Alain Barcelo vom Nationalpark Port Cros geht pragmatisch an die Schießübungen heran, auch wenn sie für Teile seiner Schützlinge belastend sind. Man müsse ein Gleichgewicht finden zwischen dem Schutz des Meeres, der Natur und den militärischen Notwendigkeiten, sagt er. Trotzdem setzt er sich dafür ein, militärische Übungen in bestimmten Zonen zu verbieten.

Für Artenschutz fehlt das Geld

Ein Sprecher des französischen Verteidigungsministeriums erklärt, dass während der Übungen mit Sonaren ausgestattete Schiffe ständig die Anwesenheit von Meeressäugern überwachen würden.

Teils scheitert der effektive Artenschutz aber auch schnöde am Geld. In Port-Cros habe es zeitweise ein akustisches Überwachungsprotokoll gegeben, erzählt Barcelo. Das sei jedoch eingestellt worden – personelle und budgetäre Gründe.

Immer noch gebe es aber wissenschaftliche Projekte. Dabei wird mit moderner Technologie zum Beispiel erhoben, wo und wann sich Meeressäuger fortpflanzen oder ausruhen, um die Funktionalität ihrer Lebensräume besser zu verstehen.

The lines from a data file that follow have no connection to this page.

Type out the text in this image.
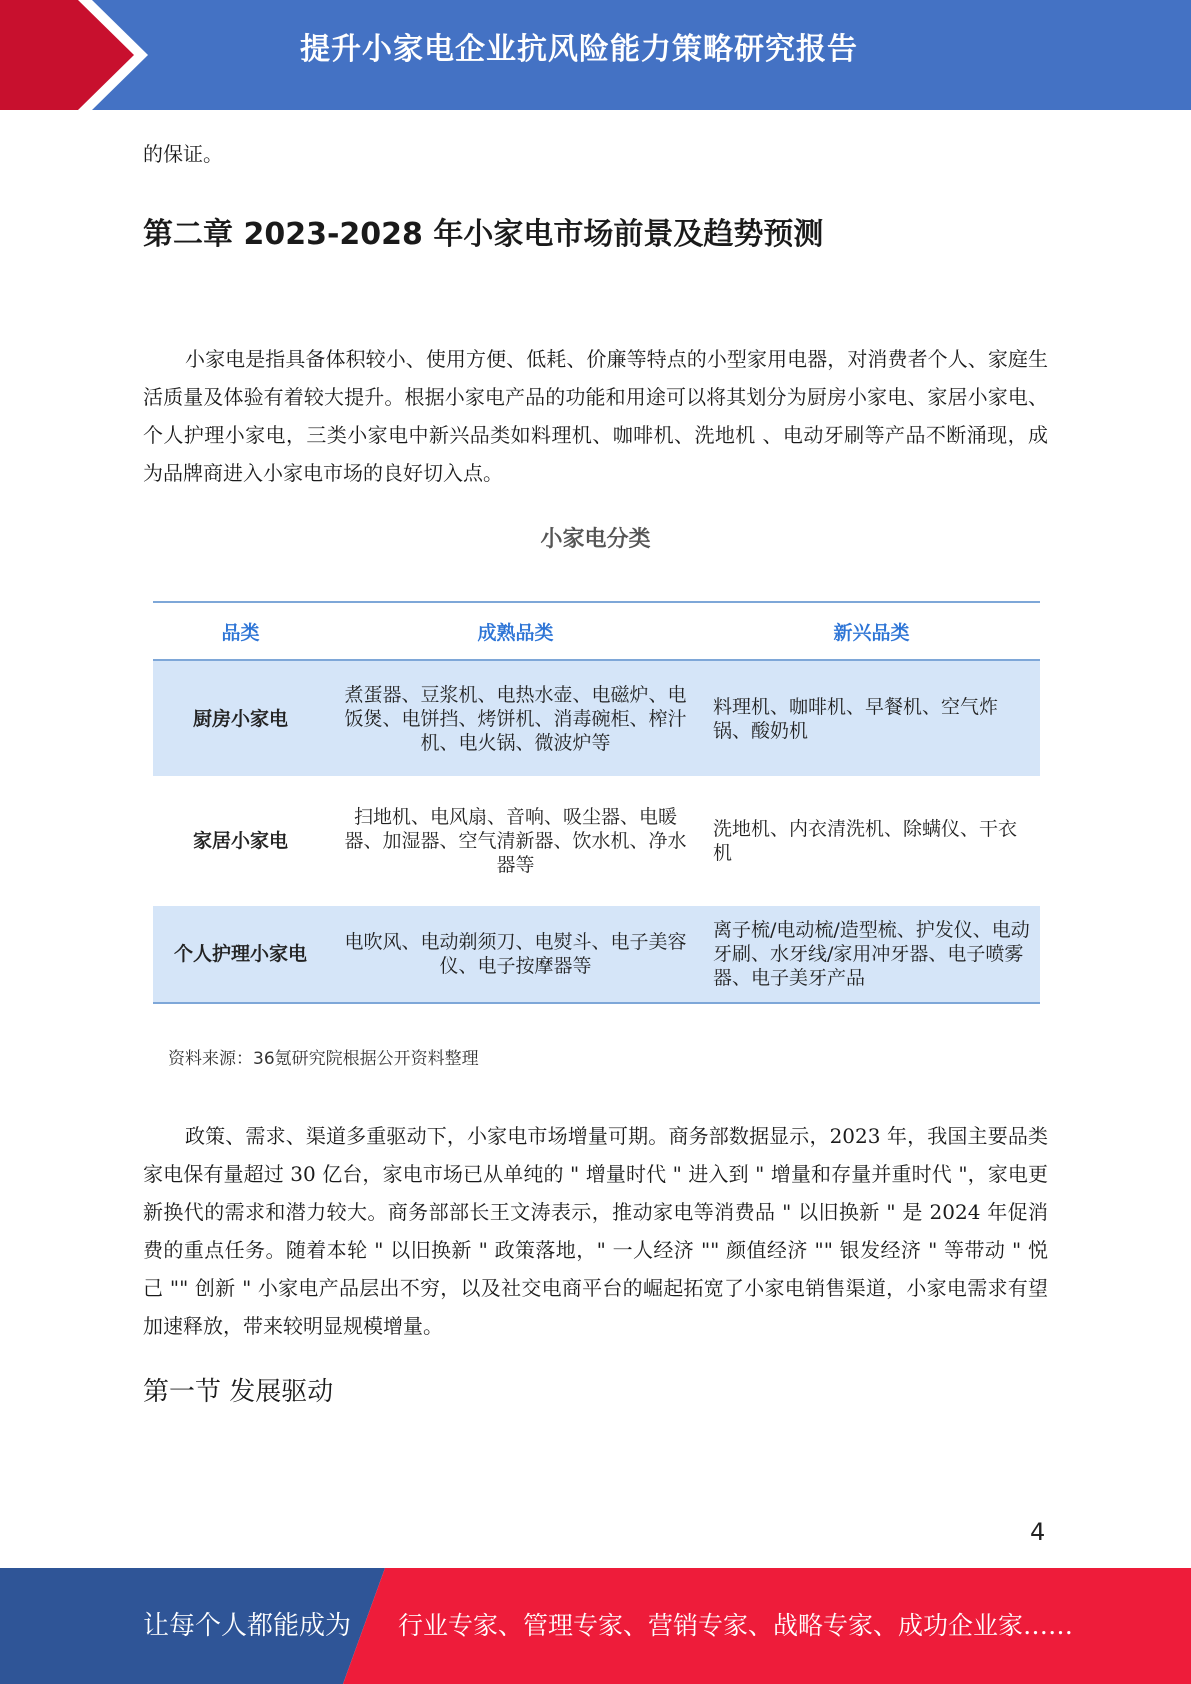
提升小家电企业抗风险能力策略研究报告
的保证。
第二章 2023-2028 年小家电市场前景及趋势预测
小家电是指具备体积较小、使用方便、低耗、价廉等特点的小型家用电器，对消费者个人、家庭生活质量及体验有着较大提升。根据小家电产品的功能和用途可以将其划分为厨房小家电、家居小家电、个人护理小家电，三类小家电中新兴品类如料理机、咖啡机、洗地机 、电动牙刷等产品不断涌现，成为品牌商进入小家电市场的良好切入点。
小家电分类
品类	成熟品类	新兴品类
厨房小家电	煮蛋器、豆浆机、电热水壶、电磁炉、电饭煲、电饼挡、烤饼机、消毒碗柜、榨汁机、电火锅、微波炉等	料理机、咖啡机、早餐机、空气炸锅、酸奶机
家居小家电	扫地机、电风扇、音响、吸尘器、电暖器、加湿器、空气清新器、饮水机、净水器等	洗地机、内衣清洗机、除螨仪、干衣机
个人护理小家电	电吹风、电动剃须刀、电熨斗、电子美容仪、电子按摩器等	离子梳/电动梳/造型梳、护发仪、电动牙刷、水牙线/家用冲牙器、电子喷雾器、电子美牙产品
资料来源：36氪研究院根据公开资料整理
政策、需求、渠道多重驱动下，小家电市场增量可期。商务部数据显示，2023 年，我国主要品类家电保有量超过 30 亿台，家电市场已从单纯的 " 增量时代 " 进入到 " 增量和存量并重时代 "，家电更新换代的需求和潜力较大。商务部部长王文涛表示，推动家电等消费品 " 以旧换新 " 是 2024 年促消费的重点任务。随着本轮 " 以旧换新 " 政策落地，" 一人经济 "" 颜值经济 "" 银发经济 " 等带动 " 悦己 "" 创新 " 小家电产品层出不穷，以及社交电商平台的崛起拓宽了小家电销售渠道，小家电需求有望加速释放，带来较明显规模增量。
第一节 发展驱动
4
让每个人都能成为 行业专家、管理专家、营销专家、战略专家、成功企业家……
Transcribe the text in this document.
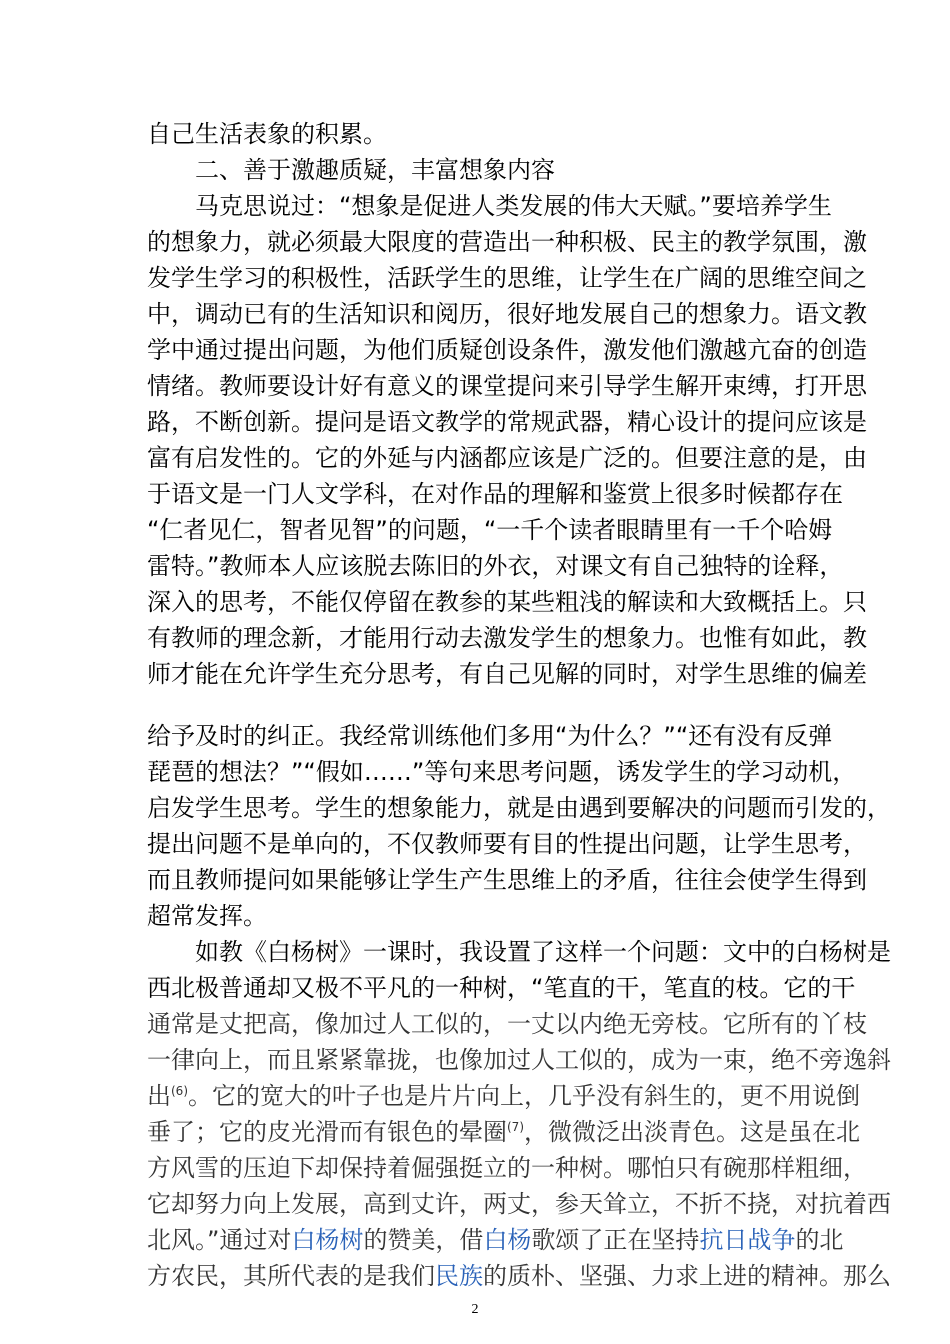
自己生活表象的积累。
二、善于激趣质疑，丰富想象内容
马克思说过：“想象是促进人类发展的伟大天赋。”要培养学生
的想象力，就必须最大限度的营造出一种积极、民主的教学氛围，激
发学生学习的积极性，活跃学生的思维，让学生在广阔的思维空间之
中，调动已有的生活知识和阅历，很好地发展自己的想象力。语文教
学中通过提出问题，为他们质疑创设条件，激发他们激越亢奋的创造
情绪。教师要设计好有意义的课堂提问来引导学生解开束缚，打开思
路，不断创新。提问是语文教学的常规武器，精心设计的提问应该是
富有启发性的。它的外延与内涵都应该是广泛的。但要注意的是，由
于语文是一门人文学科，在对作品的理解和鉴赏上很多时候都存在
“仁者见仁，智者见智”的问题，“一千个读者眼睛里有一千个哈姆
雷特。”教师本人应该脱去陈旧的外衣，对课文有自己独特的诠释，
深入的思考，不能仅停留在教参的某些粗浅的解读和大致概括上。只
有教师的理念新，才能用行动去激发学生的想象力。也惟有如此，教
师才能在允许学生充分思考，有自己见解的同时，对学生思维的偏差
给予及时的纠正。我经常训练他们多用“为什么？”“还有没有反弹
琵琶的想法？”“假如……”等句来思考问题，诱发学生的学习动机，
启发学生思考。学生的想象能力，就是由遇到要解决的问题而引发的，
提出问题不是单向的，不仅教师要有目的性提出问题，让学生思考，
而且教师提问如果能够让学生产生思维上的矛盾，往往会使学生得到
超常发挥。
如教《白杨树》一课时，我设置了这样一个问题：文中的白杨树是
西北极普通却又极不平凡的一种树，“笔直的干，笔直的枝。它的干
通常是丈把高，像加过人工似的，一丈以内绝无旁枝。它所有的丫枝
一律向上，而且紧紧靠拢，也像加过人工似的，成为一束，绝不旁逸斜
出$^{(6)}$。它的宽大的叶子也是片片向上，几乎没有斜生的，更不用说倒
垂了；它的皮光滑而有银色的晕圈$^{(7)}$，微微泛出淡青色。这是虽在北
方风雪的压迫下却保持着倔强挺立的一种树。哪怕只有碗那样粗细，
它却努力向上发展，高到丈许，两丈，参天耸立，不折不挠，对抗着西
北风。”通过对白杨树的赞美，借白杨歌颂了正在坚持抗日战争的北
方农民，其所代表的是我们民族的质朴、坚强、力求上进的精神。那么
2
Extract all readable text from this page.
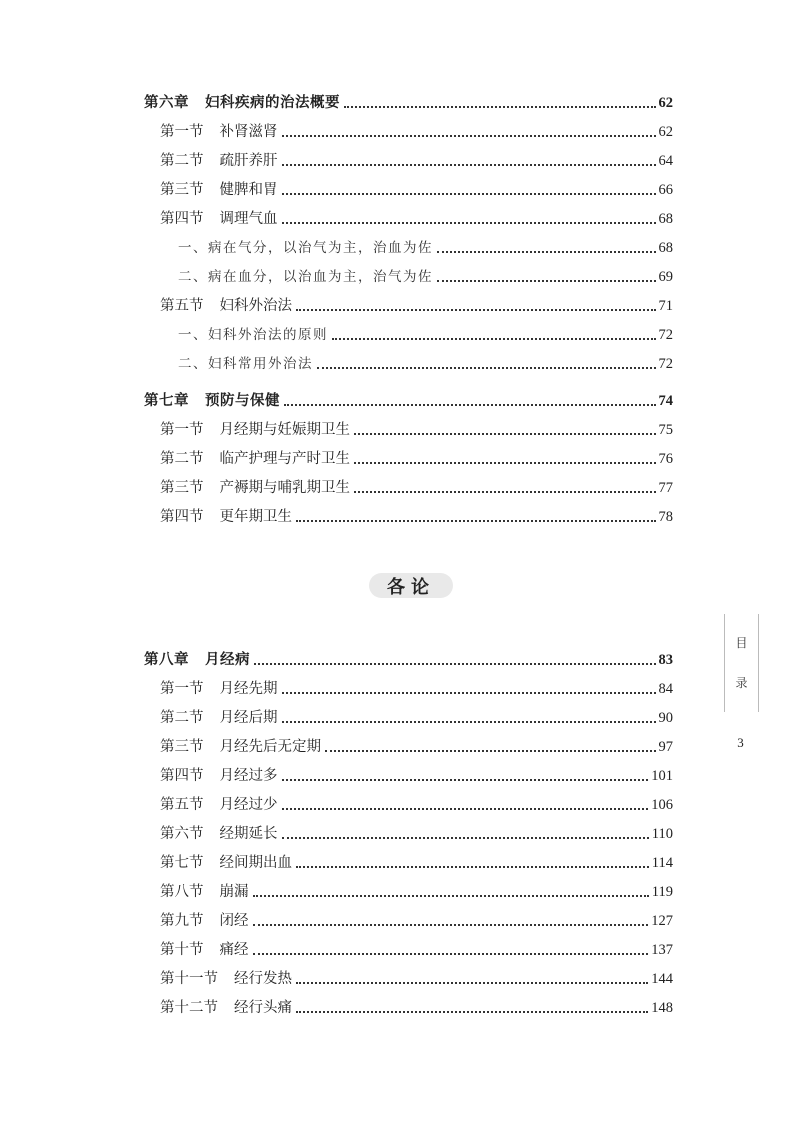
第六章 妇科疾病的治法概要	62
第一节 补肾滋肾	62
第二节 疏肝养肝	64
第三节 健脾和胃	66
第四节 调理气血	68
一、病在气分，以治气为主，治血为佐	68
二、病在血分，以治血为主，治气为佐	69
第五节 妇科外治法	71
一、妇科外治法的原则	72
二、妇科常用外治法	72
第七章 预防与保健	74
第一节 月经期与妊娠期卫生	75
第二节 临产护理与产时卫生	76
第三节 产褥期与哺乳期卫生	77
第四节 更年期卫生	78
各论
第八章 月经病	83
第一节 月经先期	84
第二节 月经后期	90
第三节 月经先后无定期	97
第四节 月经过多	101
第五节 月经过少	106
第六节 经期延长	110
第七节 经间期出血	114
第八节 崩漏	119
第九节 闭经	127
第十节 痛经	137
第十一节 经行发热	144
第十二节 经行头痛	148
目
录
3
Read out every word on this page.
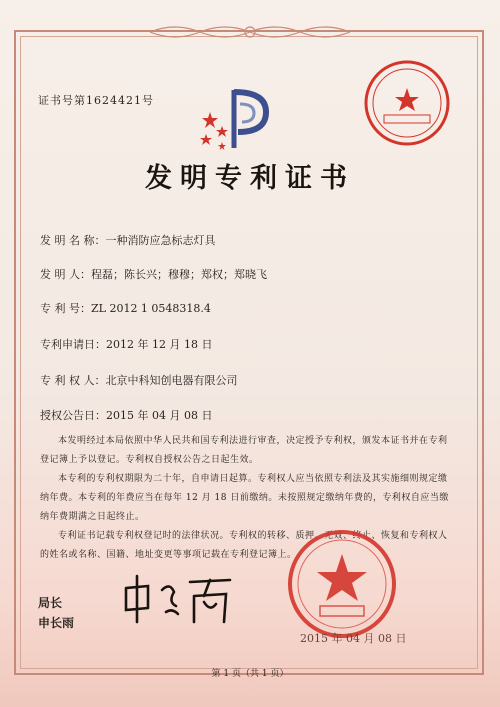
证书号第1624421号
发明专利证书
发 明 名 称：一种消防应急标志灯具
发 明 人：程磊；陈长兴；穆穆；郑权；郑晓飞
专 利 号：ZL 2012 1 0548318.4
专利申请日：2012 年 12 月 18 日
专 利 权 人：北京中科知创电器有限公司
授权公告日：2015 年 04 月 08 日

本发明经过本局依照中华人民共和国专利法进行审查，决定授予专利权，颁发本证书并在专利登记簿上予以登记。专利权自授权公告之日起生效。

本专利的专利权期限为二十年，自申请日起算。专利权人应当依照专利法及其实施细则规定缴纳年费。本专利的年费应当在每年 12 月 18 日前缴纳。未按照规定缴纳年费的，专利权自应当缴纳年费期满之日起终止。

专利证书记载专利权登记时的法律状况。专利权的转移、质押、无效、终止、恢复和专利权人的姓名或名称、国籍、地址变更等事项记载在专利登记簿上。

局长
申长雨
2015 年 04 月 08 日
第 1 页（共 1 页）
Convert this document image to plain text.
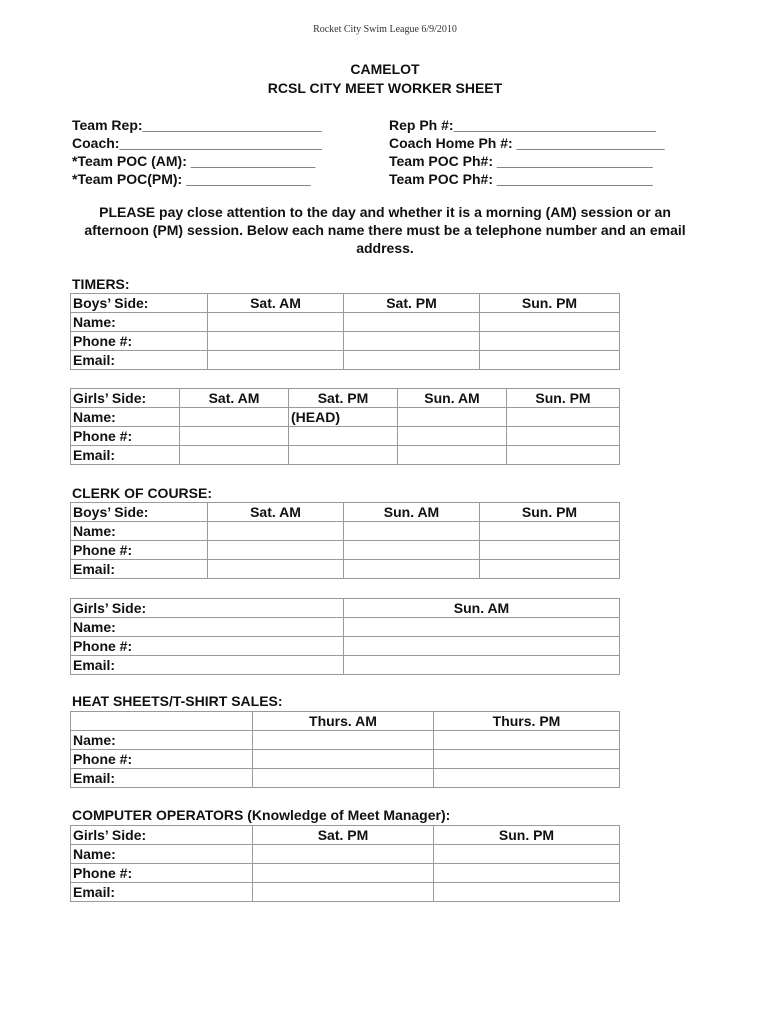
Rocket City Swim League 6/9/2010
CAMELOT
RCSL CITY MEET WORKER SHEET
Team Rep:_______________________
Coach:__________________________
*Team POC (AM): ________________
*Team POC(PM): ________________
Rep Ph #:__________________________
Coach Home Ph #: ___________________
Team POC Ph#: ____________________
Team POC Ph#: ____________________
PLEASE pay close attention to the day and whether it is a morning (AM) session or an afternoon (PM) session. Below each name there must be a telephone number and an email address.
TIMERS:
Boys’ Side:	Sat. AM	Sat. PM	Sun. PM
Name:			
Phone #:			
Email:			
Girls’ Side:	Sat. AM	Sat. PM	Sun. AM	Sun. PM
Name:		(HEAD)		
Phone #:				
Email:				
CLERK OF COURSE:
Boys’ Side:	Sat. AM	Sun. AM	Sun. PM
Name:			
Phone #:			
Email:			
Girls’ Side:	Sun. AM
Name:	
Phone #:	
Email:	
HEAT SHEETS/T-SHIRT SALES:
	Thurs. AM	Thurs. PM
Name:		
Phone #:		
Email:		
COMPUTER OPERATORS (Knowledge of Meet Manager):
Girls’ Side:	Sat. PM	Sun. PM
Name:		
Phone #:		
Email:		
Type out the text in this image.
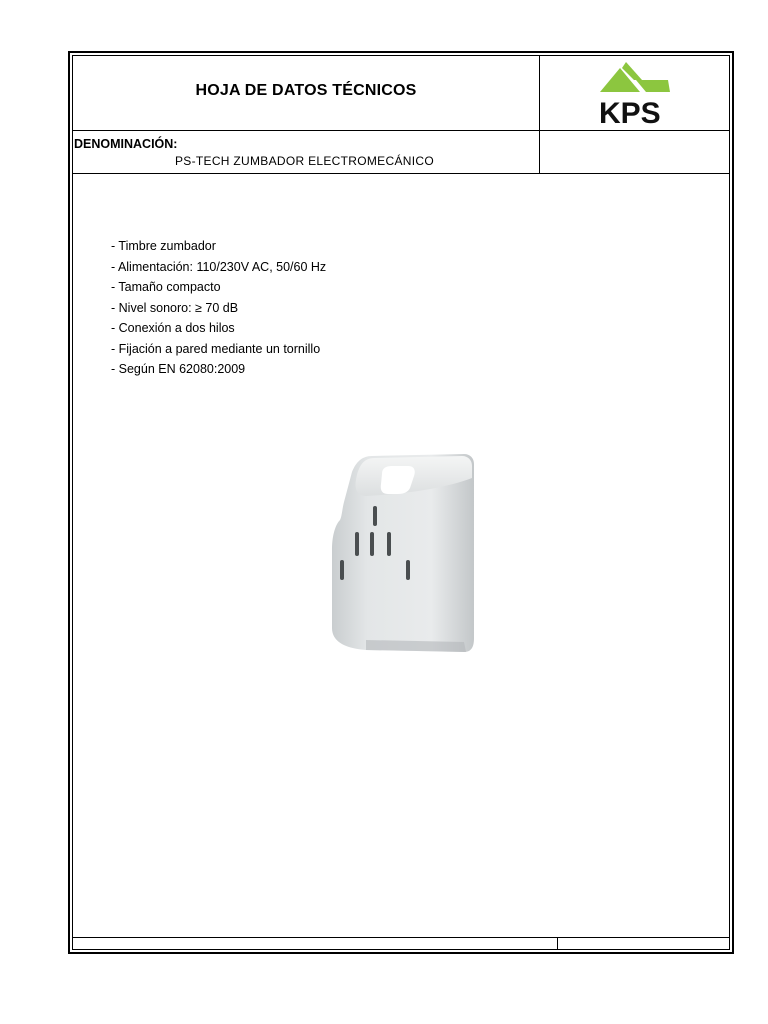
HOJA DE DATOS TÉCNICOS
KPS
DENOMINACIÓN:
PS-TECH ZUMBADOR ELECTROMECÁNICO
- Timbre zumbador
- Alimentación: 110/230V AC, 50/60 Hz
- Tamaño compacto
- Nivel sonoro: ≥ 70 dB
- Conexión a dos hilos
- Fijación a pared mediante un tornillo
- Según EN 62080:2009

Diese Erkenntnisse helfen Barcelo zufolge, dem Militär aufzuzeigen, welche Gebiete besonders schützenswert seien. Auch mit Reedereien und Schiffsbauern arbeitet der Nationalpark zusammen, um die Lautstärke von Schiffen zu reduzieren.

Ein Ansatz dafür wäre gar kein technischer, sondern ganz einfach ein Tempolimit. Langsamere Schiffe machen weniger Krach. Die Hoffnung: dass sich die Delfine und sonstigen Bewohner von Port Cros in Zukunft mit viel weniger Störung durchs Meer bewegen können.